Weakly Supervised Human-Object Interaction Detection in Video via Contrastive Spatiotemporal Regions
This work addresses the challenge of video-based human-object interaction detection for computer vision applications, but it is incremental as it builds on existing weakly supervised methods with specific adaptations.
The paper tackles the problem of detecting human-object interactions in videos using only weak supervision, where the system lacks knowledge of interaction types and spatiotemporal locations, by introducing a contrastive training loss and a dataset of over 6.5k videos, resulting in improved performance over adapted baselines.
We introduce the task of weakly supervised learning for detecting human and object interactions in videos.
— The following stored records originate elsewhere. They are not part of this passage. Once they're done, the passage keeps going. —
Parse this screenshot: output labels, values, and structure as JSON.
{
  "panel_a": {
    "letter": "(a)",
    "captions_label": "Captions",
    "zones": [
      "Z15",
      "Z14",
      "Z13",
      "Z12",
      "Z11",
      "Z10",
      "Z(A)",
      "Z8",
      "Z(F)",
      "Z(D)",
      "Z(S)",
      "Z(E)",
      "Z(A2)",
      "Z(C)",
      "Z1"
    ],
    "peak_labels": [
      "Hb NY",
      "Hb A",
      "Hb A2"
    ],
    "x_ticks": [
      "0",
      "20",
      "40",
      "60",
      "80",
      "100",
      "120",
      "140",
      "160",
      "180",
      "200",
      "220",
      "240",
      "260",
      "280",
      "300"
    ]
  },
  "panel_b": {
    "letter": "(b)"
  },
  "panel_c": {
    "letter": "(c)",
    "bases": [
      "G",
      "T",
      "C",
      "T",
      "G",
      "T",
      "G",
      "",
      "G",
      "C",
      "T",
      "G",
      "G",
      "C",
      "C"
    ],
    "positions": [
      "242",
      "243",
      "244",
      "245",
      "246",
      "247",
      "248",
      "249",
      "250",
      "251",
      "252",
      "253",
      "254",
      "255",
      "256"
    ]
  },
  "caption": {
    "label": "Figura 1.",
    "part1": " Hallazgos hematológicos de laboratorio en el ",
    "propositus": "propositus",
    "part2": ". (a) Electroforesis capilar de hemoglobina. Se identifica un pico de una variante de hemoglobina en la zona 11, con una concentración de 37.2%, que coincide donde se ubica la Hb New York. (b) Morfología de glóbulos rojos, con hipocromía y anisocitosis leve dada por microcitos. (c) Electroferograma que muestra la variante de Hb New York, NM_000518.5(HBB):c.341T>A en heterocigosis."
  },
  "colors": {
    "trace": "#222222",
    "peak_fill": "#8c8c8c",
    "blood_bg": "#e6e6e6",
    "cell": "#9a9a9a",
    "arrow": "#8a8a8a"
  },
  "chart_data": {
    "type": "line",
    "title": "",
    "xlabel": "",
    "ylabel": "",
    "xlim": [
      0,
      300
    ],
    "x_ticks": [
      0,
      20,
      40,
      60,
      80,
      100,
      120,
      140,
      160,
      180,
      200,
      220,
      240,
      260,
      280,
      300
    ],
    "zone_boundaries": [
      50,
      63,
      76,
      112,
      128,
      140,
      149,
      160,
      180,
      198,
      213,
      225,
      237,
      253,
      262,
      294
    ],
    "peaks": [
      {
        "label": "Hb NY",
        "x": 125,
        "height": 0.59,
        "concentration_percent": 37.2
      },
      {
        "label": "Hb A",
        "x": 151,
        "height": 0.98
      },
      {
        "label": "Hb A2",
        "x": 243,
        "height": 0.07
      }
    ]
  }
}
Our task poses unique challenges as a system does not know what types of human-object interactions are present in a video or the actual spatiotemporal location of the human and the object. To address these challenges, we introduce a contrastive weakly supervised training loss that aims to jointly associate spatiotemporal regions in a video with an action and object vocabulary and encourage temporal continuity of the visual appearance of moving objects as a form of self-supervision. To train our model, we introduce a dataset comprising over 6.5k videos with human-object interaction annotations that have been semi-automatically curated from sentence captions associated with the videos. We demonstrate improved performance over weakly supervised baselines adapted to our task on our video dataset.